I need the program to open each chunk, get the mean value and close it again before opening the next one, so my RAM doesn't get full.

2

There are 2 best solutions below

2
Omid Roshani On BEST ANSWER

Here is a sample code that you can understand how chunks work in hdf5, I developed it in a general way, you can modify it based on you requirements:

import h5py
import numpy as np

# Generate random data
bla = np.random.randint(0, 100, (1536, 2048, 11, 18, 2))

# Create the HDF5 file and dataset
with h5py.File('test.h5', 'w') as f:
    grp = f.create_group('Measurement 1')
    grp.create_dataset('data', data=bla, chunks=(768, 1024, 1, 1, 1))

# Open the HDF5 file
with h5py.File('test.h5', 'r') as hf:
    # Access the dataset
    ds_hf = hf['Measurement 1']['data']
    print(ds_hf)
    print(ds_hf.shape, ds_hf.dtype)

    # Iterate over the chunks
    for chunk_idx in np.ndindex(ds_hf.chunks):
        chunk = ds_hf[chunk_idx]
        # Process the chunk
        chunk_mean = np.mean(chunk)
        print(f"Chunk {chunk_idx}: Mean value = {chunk_mean}")

# Close the HDF5 file
hf.close()
0
kcw78 On

Chunks are used to optimize I/O performance. HDF5 (and h5py) write/read data in chunked blocks (1 chunk at a time). This is handled in the background, and you do not have to worry about the chunking mechanism. The chunk size/shape is defined when you create the dataset, and cannot be changed. If you need to change it, there are HDF5 utilities to do this.

When reading data you don't have to worry about chunksize (in general). **See comments at end for more details. Use Numpy slice notation to read the desired slice, and h5py/HDF5 will read for you. YOU DO NOT HAVE TO WRITE YOUR CODE TO READ EXACTLY 1 CHUNK AT A TIME.

Assuming axis 0 is the image index, the code below will read each image array to the image object (as a numpy array). It's much easier and cleaner than working with the chunk objects.
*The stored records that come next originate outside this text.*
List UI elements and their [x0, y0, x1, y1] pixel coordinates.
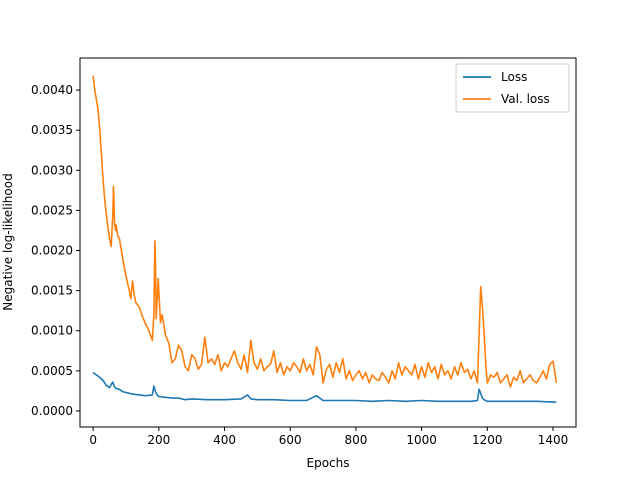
x-tick-label: 200: [147, 433, 170, 447]
legend-label: Val. loss: [501, 92, 550, 106]
legend: Loss Val. loss: [455, 63, 570, 113]
x-tick-label: 1200: [472, 433, 503, 447]
y-tick-label: 0.0040: [31, 83, 73, 97]
series-lines: [92, 75, 558, 403]
y-tick-label: 0.0020: [31, 244, 73, 258]
y-tick-label: 0.0035: [31, 123, 73, 137]
legend-label: Loss: [501, 70, 527, 84]
x-tick-label: 400: [213, 433, 236, 447]
y-tick-label: 0.0025: [31, 203, 73, 217]
axes: [79, 57, 577, 428]
series-line-loss: [92, 371, 557, 403]
y-tick-label: 0.0010: [31, 324, 73, 338]
series-line-val-loss: [92, 75, 558, 388]
x-axis-label: Epochs: [307, 456, 350, 470]
legend-box: [455, 63, 570, 113]
y-tick-label: 0.0030: [31, 163, 73, 177]
y-axis-label: Negative log-likelihood: [1, 173, 15, 310]
ticks: 0 200 400 600 800 1000 1200 1400 0.0000 0.0005 0.0…: [31, 83, 568, 447]
x-tick-label: 1400: [538, 433, 569, 447]
x-tick-label: 800: [344, 433, 367, 447]
x-tick-label: 600: [279, 433, 302, 447]
x-tick-label: 1000: [406, 433, 437, 447]
y-tick-label: 0.0015: [31, 284, 73, 298]
axes-frame: [79, 57, 577, 428]
y-tick-label: 0.0005: [31, 364, 73, 378]
x-tick-label: 0: [89, 433, 97, 447]
y-tick-label: 0.0000: [31, 404, 73, 418]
with h5py.File('test.h5', 'r') as hf:
    ds_hf = hf['Measurement 1']['data'] # returns HDF5 dataset objects
    print(ds_hf.shape)
    for i in range(len(ds_hf.shape[0]):
        image = ds_hf[i] # this returns numpy array for image i

Although you don't have to worry about chunk size to read and write data, it's important to set an appropriate size for your use. That discussion goes beyond your question. Your size is good for your application.